My mom's dog just snores like a chainsaw. Its very loud.


----------



## teeneythebetta (Apr 29, 2012)

One of my dogs barked in his sleep before. It was so cute <3 not a full on bark- it was kind of muffled.


----------



## Shirleythebetta (Jan 9, 2012)

My basset/beagle in my avatar is a snorer too. I have to wake her up sometimes and she gives me this sleepy have "what?" look. She snores louder than my husband. She barks in her sleep too. Animals are hilarious. I have another pic of snoop with his tounge in his nose.


----------



## teeneythebetta (Apr 29, 2012)

Shirleythebetta said:


> My basset/beagle in my avatar is a snorer too. I have to wake her up sometimes and she gives me this sleepy have "what?" look. She snores louder than my husband. She barks in her sleep too. Animals are hilarious. I have another pic of snoop with his tounge in his nose.

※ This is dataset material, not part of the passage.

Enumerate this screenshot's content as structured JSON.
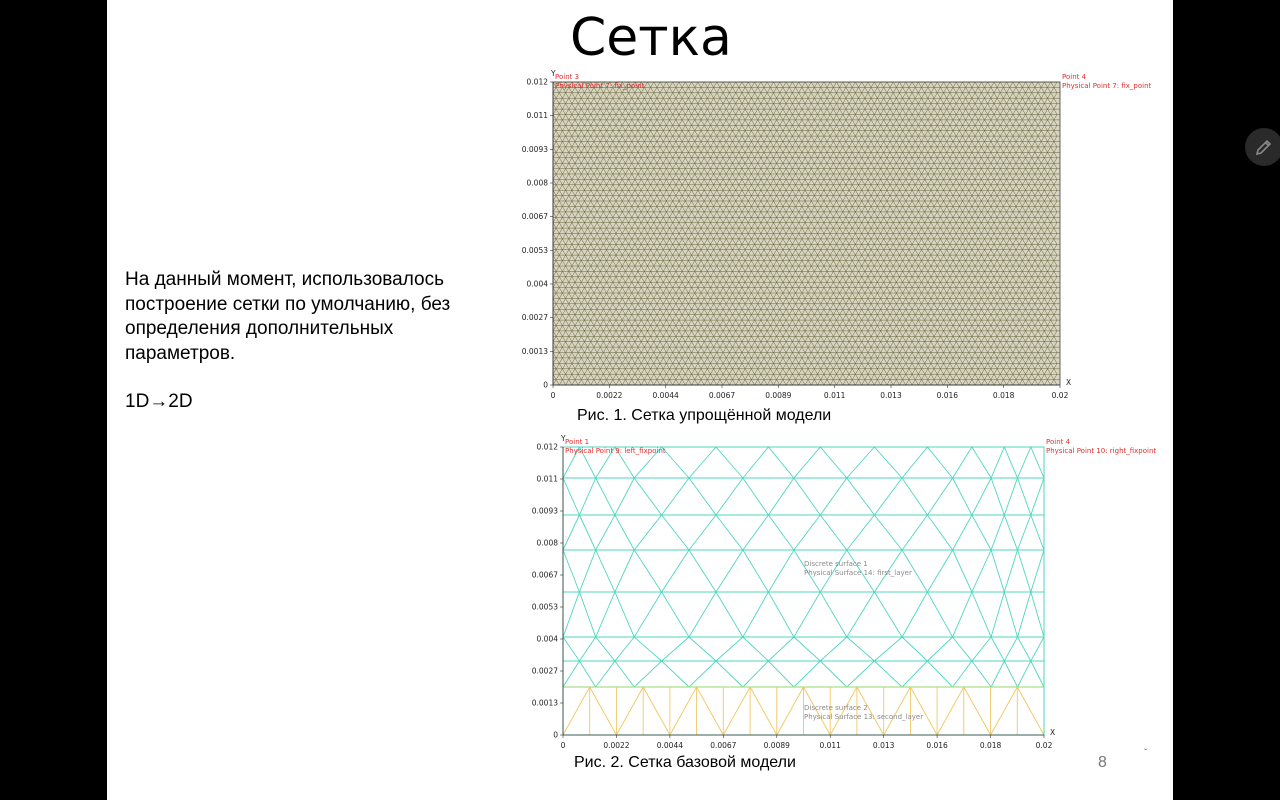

IN his nose?? xD I wanna see! I wanna see! LOL


----------



## Shirleythebetta (Jan 9, 2012)

Hahah, I have to find my stinking flash drive. *goes to look*


----------



## Shirleythebetta (Jan 9, 2012)

I posted it in this thread http://www.bettafish.com/showthread.php?t=96362

saying IN his nose was me over dramatizing but it's still cute none the less. The other two dogs are my bassett beagle mix and my border terrier mix. The terrier is my little terror XD


----------



## teeneythebetta (Apr 29, 2012)

LOL aww what cuties!!


----------



## Shirleythebetta (Jan 9, 2012)

My terrier hates camera's as you can see. He barks at it. It's funny my oldest fish hates camera's too. They aren't afraid of them though. The dog barks at the camera and the fish flares at it. I have to sneak attact good pics of them both. The basset loves the camera. I get a lot of nose shots. and the shepard doesn't care either way you can see that by the two pics I posted in this thread. That was tonight.


----------



## teeneythebetta (Apr 29, 2012)

Lol my younger one hates the flash on my camera so whenever I take pics of him he try's to bite my camera xD


----------



## Armani33 (May 13, 2012)

Shirleythebetta said:


> Bull dog/cat? :lol:


I guess so haha she is a funny little cat she's a gray japanese bobtail/american shorthair cross well at least that's my best guess


----------



## Shirleythebetta (Jan 9, 2012)

Aww Bobtail. How cool.


----------



## Anitax3x (Aug 26, 2011)

Shirleythebetta - Did you know when any animal sleeps like that, its because they feel so totally safe that they COMPLETELY let their guard down.

So you have a happy pup who trusts you very very much


----------



## Shirleythebetta (Jan 9, 2012)

Dawwww. That's awesome. I love him to peices. He was the first dog my husband and I got together. An animal shelter rescue and one of the best dogs I have owned. He doesn't bark unless a stranger comes near me. He is wonderful with children and loves to cuddle with me. :3


----------



## Anitax3x (Aug 26, 2011)

You did a great job with him! My white modern does that sometimes it makes people laugh lololol !


----------



## Shirleythebetta (Jan 9, 2012)

Thank you. He drives me crazy sometimes though because he always has to lay beside me but I am his comfort and I think I am his woman :/


----------



## Anitax3x (Aug 26, 2011)

Hahaaa! My boxer is the same way. He needs to sleep in my room every night. I think our dogs are on the same wavelength!


----------



## Shirleythebetta (Jan 9, 2012)

yea it's cute sometimes because when snoop lays in my lap my husband will walk by and growl at snoop and say "thats my woman" and snoop will crawl further in my lap. lol


----------



## teeneythebetta (Apr 29, 2012)

Shirleythebetta said:


> yea it's cute sometimes because when snoop lays in my lap my husband will walk by and growl at snoop and say "thats my woman" and snoop will crawl further in my lap. lol


Dawwwww <3


----------